Publié dans : #Femmes - vous, #Femmes - demain

 

Une belle terrasse, perchée sur un toit d'immeubles, au coeur de la ville, avec la vue sur la cathédrale, j'ai trinqué avec toutes mes amies. Quelques coupes de champagne, des cocktails variant du framboise au rose pastel en passant par un rouge intense, des jus de fruits et quelques gouttes de ceci ou de cela, des bulles fraîches pour déguster le tout, nous avons dû testé l'ensemble de la carte. Ce lieu est magnifique, avec ces transats à rayures et ces pots de fleurs aux couleurs vives, quelques lanternes pour un atmosphère reposant. Nous avons beaucoup ri, beaucoup parlé en laissant filer le temps, d'autant plus que les tapas étaient infiniment délicieux. Quelques personnes sont venues s'ajouter à notre groupe, dont ce jeune dandy. Au milieu des hommes, sa présence a tout de suite attirer mon regard.

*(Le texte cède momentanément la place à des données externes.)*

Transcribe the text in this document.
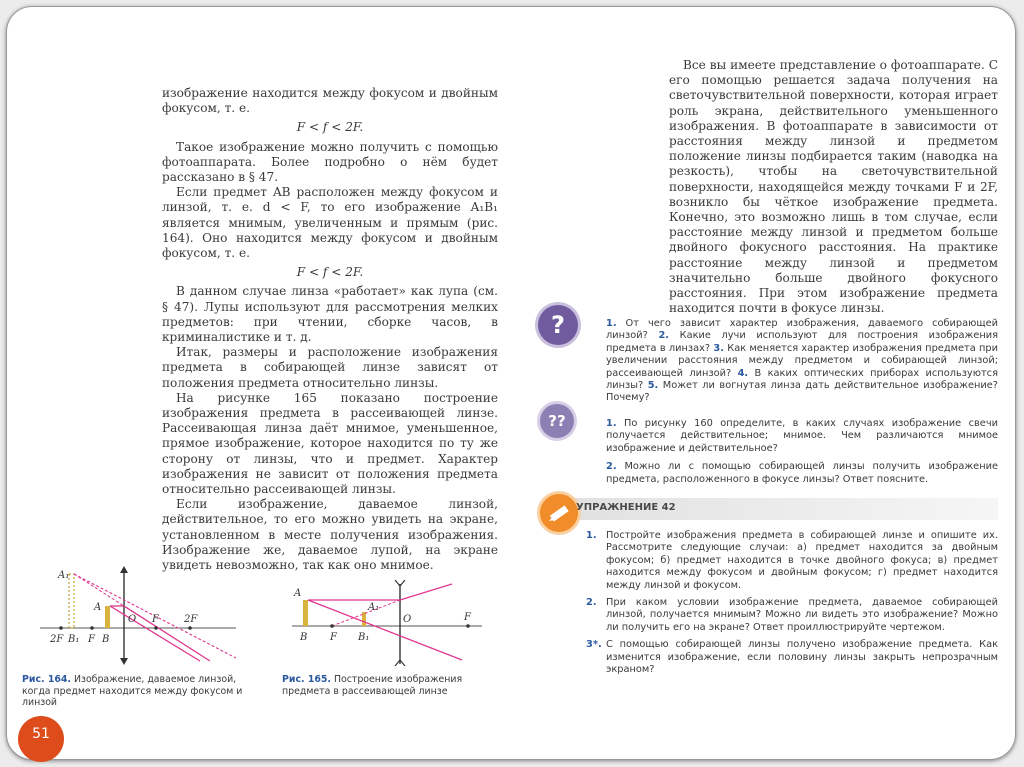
изображение находится между фокусом и двойным фокусом, т. е.

F < f < 2F.

Такое изображение можно получить с помощью фотоаппарата. Более подробно о нём будет рассказано в § 47.

Если предмет AB расположен между фокусом и линзой, т. е. d < F, то его изображение A₁B₁ является мнимым, увеличенным и прямым (рис. 164). Оно находится между фокусом и двойным фокусом, т. е.

F < f < 2F.

В данном случае линза «работает» как лупа (см. § 47). Лупы используют для рассмотрения мелких предметов: при чтении, сборке часов, в криминалистике и т. д.

Итак, размеры и расположение изображения предмета в собирающей линзе зависят от положения предмета относительно линзы.

На рисунке 165 показано построение изображения предмета в рассеивающей линзе. Рассеивающая линза даёт мнимое, уменьшенное, прямое изображение, которое находится по ту же сторону от линзы, что и предмет. Характер изображения не зависит от положения предмета относительно рассеивающей линзы.

Если изображение, даваемое линзой, действительное, то его можно увидеть на экране, установленном в месте получения изображения. Изображение же, даваемое лупой, на экране увидеть невозможно, так как оно мнимое.

Все вы имеете представление о фотоаппарате. С его помощью решается задача получения на светочувствительной поверхности, которая играет роль экрана, действительного уменьшенного изображения. В фотоаппарате в зависимости от расстояния между линзой и предметом положение линзы подбирается таким (наводка на резкость), чтобы на светочувствительной поверхности, находящейся между точками F и 2F, возникло бы чёткое изображение предмета. Конечно, это возможно лишь в том случае, если расстояние между линзой и предметом больше двойного фокусного расстояния. На практике расстояние между линзой и предметом значительно больше двойного фокусного расстояния. При этом изображение предмета находится почти в фокусе линзы.

?
??

1. От чего зависит характер изображения, даваемого собирающей линзой? 2. Какие лучи используют для построения изображения предмета в линзах? 3. Как меняется характер изображения предмета при увеличении расстояния между предметом и собирающей линзой; рассеивающей линзой? 4. В каких оптических приборах используются линзы? 5. Может ли вогнутая линза дать действительное изображение? Почему?

1. По рисунку 160 определите, в каких случаях изображение свечи получается действительное; мнимое. Чем различаются мнимое изображение и действительное?

2. Можно ли с помощью собирающей линзы получить изображение предмета, расположенного в фокусе линзы? Ответ поясните.

УПРАЖНЕНИЕ 42
1. Постройте изображения предмета в собирающей линзе и опишите их. Рассмотрите следующие случаи: а) предмет находится за двойным фокусом; б) предмет находится в точке двойного фокуса; в) предмет находится между фокусом и двойным фокусом; г) предмет находится между линзой и фокусом.
2. При каком условии изображение предмета, даваемое собирающей линзой, получается мнимым? Можно ли видеть это изображение? Можно ли получить его на экране? Ответ проиллюстрируйте чертежом.
3*. С помощью собирающей линзы получено изображение предмета. Как изменится изображение, если половину линзы закрыть непрозрачным экраном?
A₁
A
O F	2F
2F B₁ F B
Рис. 164. Изображение, даваемое линзой, когда предмет находится между фокусом и линзой
A
A₁
O	F
B F B₁
Рис. 165. Построение изображения предмета в рассеивающей линзе
51
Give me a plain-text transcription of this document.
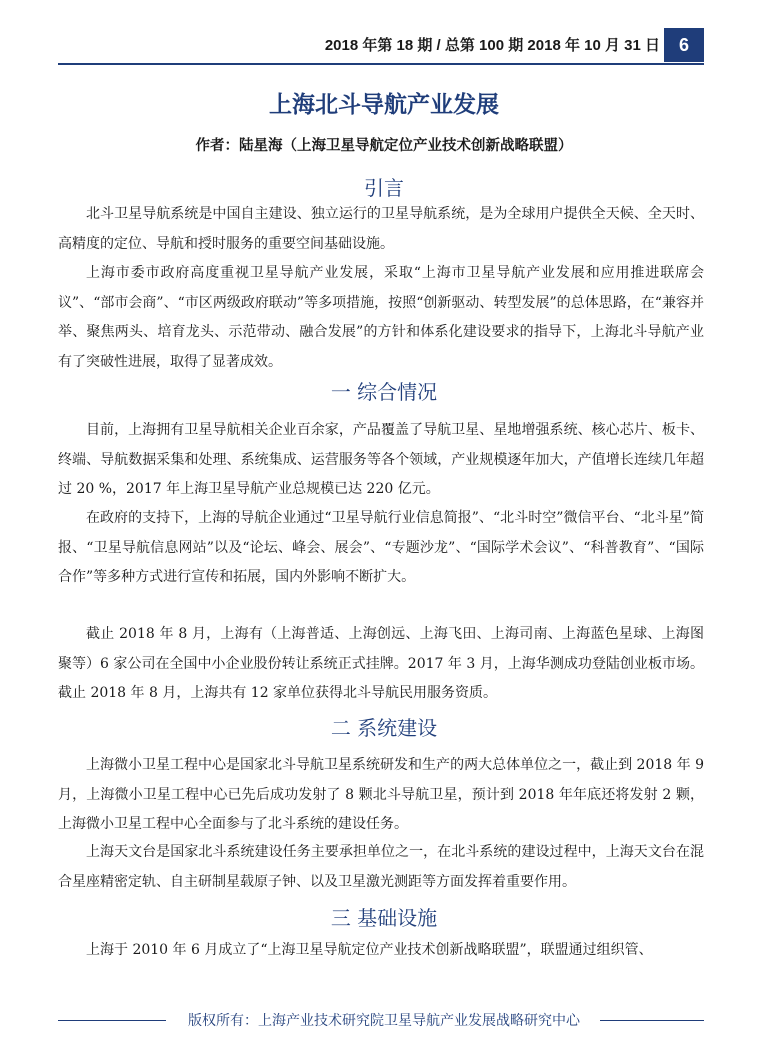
2018 年第 18 期 / 总第 100 期 2018 年 10 月 31 日	6
上海北斗导航产业发展
作者：陆星海（上海卫星导航定位产业技术创新战略联盟）
引言

北斗卫星导航系统是中国自主建设、独立运行的卫星导航系统，是为全球用户提供全天候、全天时、高精度的定位、导航和授时服务的重要空间基础设施。

上海市委市政府高度重视卫星导航产业发展，采取“上海市卫星导航产业发展和应用推进联席会议”、“部市会商”、“市区两级政府联动”等多项措施，按照“创新驱动、转型发展”的总体思路，在“兼容并举、聚焦两头、培育龙头、示范带动、融合发展”的方针和体系化建设要求的指导下，上海北斗导航产业有了突破性进展，取得了显著成效。

一 综合情况

目前，上海拥有卫星导航相关企业百余家，产品覆盖了导航卫星、星地增强系统、核心芯片、板卡、终端、导航数据采集和处理、系统集成、运营服务等各个领域，产业规模逐年加大，产值增长连续几年超过 20 %，2017 年上海卫星导航产业总规模已达 220 亿元。

在政府的支持下，上海的导航企业通过“卫星导航行业信息简报”、“北斗时空”微信平台、“北斗星”简报、“卫星导航信息网站”以及“论坛、峰会、展会”、“专题沙龙”、“国际学术会议”、“科普教育”、“国际合作”等多种方式进行宣传和拓展，国内外影响不断扩大。

截止 2018 年 8 月，上海有（上海普适、上海创远、上海飞田、上海司南、上海蓝色星球、上海图聚等）6 家公司在全国中小企业股份转让系统正式挂牌。2017 年 3 月，上海华测成功登陆创业板市场。截止 2018 年 8 月，上海共有 12 家单位获得北斗导航民用服务资质。

二 系统建设

上海微小卫星工程中心是国家北斗导航卫星系统研发和生产的两大总体单位之一，截止到 2018 年 9 月，上海微小卫星工程中心已先后成功发射了 8 颗北斗导航卫星，预计到 2018 年年底还将发射 2 颗，上海微小卫星工程中心全面参与了北斗系统的建设任务。

上海天文台是国家北斗系统建设任务主要承担单位之一，在北斗系统的建设过程中，上海天文台在混合星座精密定轨、自主研制星载原子钟、以及卫星激光测距等方面发挥着重要作用。

三 基础设施

上海于 2010 年 6 月成立了“上海卫星导航定位产业技术创新战略联盟”，联盟通过组织管、

版权所有：上海产业技术研究院卫星导航产业发展战略研究中心
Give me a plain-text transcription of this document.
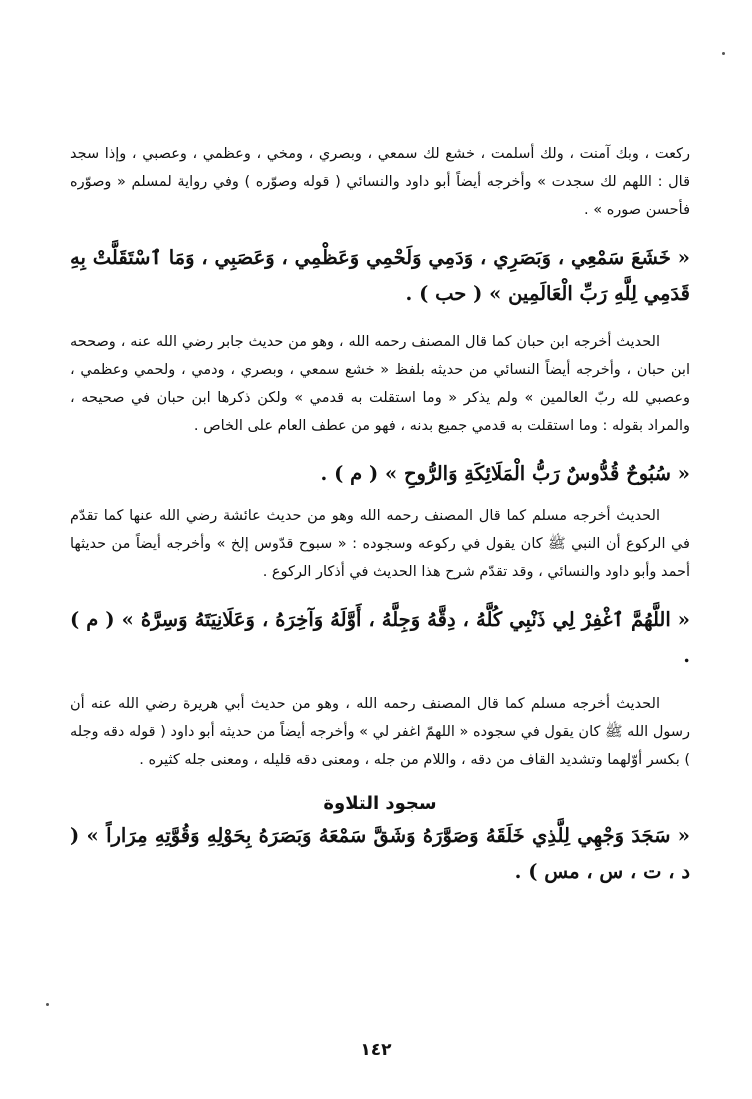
ركعت ، وبك آمنت ، ولك أسلمت ، خشع لك سمعي ، وبصري ، ومخي ، وعظمي ، وعصبي ، وإذا سجد قال : اللهم لك سجدت » وأخرجه أيضاً أبو داود والنسائي ( قوله وصوّره ) وفي رواية لمسلم « وصوّره فأحسن صوره » .

« خَشَعَ سَمْعِي ، وَبَصَرِي ، وَدَمِي وَلَحْمِي وَعَظْمِي ، وَعَصَبِي ، وَمَا ٱسْتَقَلَّتْ بِهِ قَدَمِي لِلَّهِ رَبِّ الْعَالَمِين » ( حب ) .

الحديث أخرجه ابن حبان كما قال المصنف رحمه الله ، وهو من حديث جابر رضي الله عنه ، وصححه ابن حبان ، وأخرجه أيضاً النسائي من حديثه بلفظ « خشع سمعي ، وبصري ، ودمي ، ولحمي وعظمي ، وعصبي لله ربّ العالمين » ولم يذكر « وما استقلت به قدمي » ولكن ذكرها ابن حبان في صحيحه ، والمراد بقوله : وما استقلت به قدمي جميع بدنه ، فهو من عطف العام على الخاص .

« سُبُوحٌ قُدُّوسٌ رَبُّ الْمَلَائِكَةِ وَالرُّوحِ » ( م ) .

الحديث أخرجه مسلم كما قال المصنف رحمه الله وهو من حديث عائشة رضي الله عنها كما تقدّم في الركوع أن النبي ﷺ كان يقول في ركوعه وسجوده : « سبوح قدّوس إلخ » وأخرجه أيضاً من حديثها أحمد وأبو داود والنسائي ، وقد تقدّم شرح هذا الحديث في أذكار الركوع .

« اللَّهُمَّ ٱغْفِرْ لِي ذَنْبِي كُلَّهُ ، دِقَّهُ وَجِلَّهُ ، أَوَّلَهُ وَآخِرَهُ ، وَعَلَانِيَتَهُ وَسِرَّهُ » ( م ) .

الحديث أخرجه مسلم كما قال المصنف رحمه الله ، وهو من حديث أبي هريرة رضي الله عنه أن رسول الله ﷺ كان يقول في سجوده « اللهمّ اغفر لي » وأخرجه أيضاً من حديثه أبو داود ( قوله دقه وجله ) بكسر أوّلهما وتشديد القاف من دقه ، واللام من جله ، ومعنى دقه قليله ، ومعنى جله كثيره .

سجود التلاوة

« سَجَدَ وَجْهِي لِلَّذِي خَلَقَهُ وَصَوَّرَهُ وَشَقَّ سَمْعَهُ وَبَصَرَهُ بِحَوْلِهِ وَقُوَّتِهِ مِرَاراً » ( د ، ت ، س ، مس ) .

١٤٢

Une allure folle avec son costume trois pièces, des chaussures fines au noir profond et satiné, une chemise blanche, j'ai craqué sur les imprimés de sa cravate bordeaux. Un soyeux aux reflets irisés par les lanternes, pendant qu'il partageait avec d'autres amis, sa première flûte de champagne, avec quelques framboises fraîches dedans.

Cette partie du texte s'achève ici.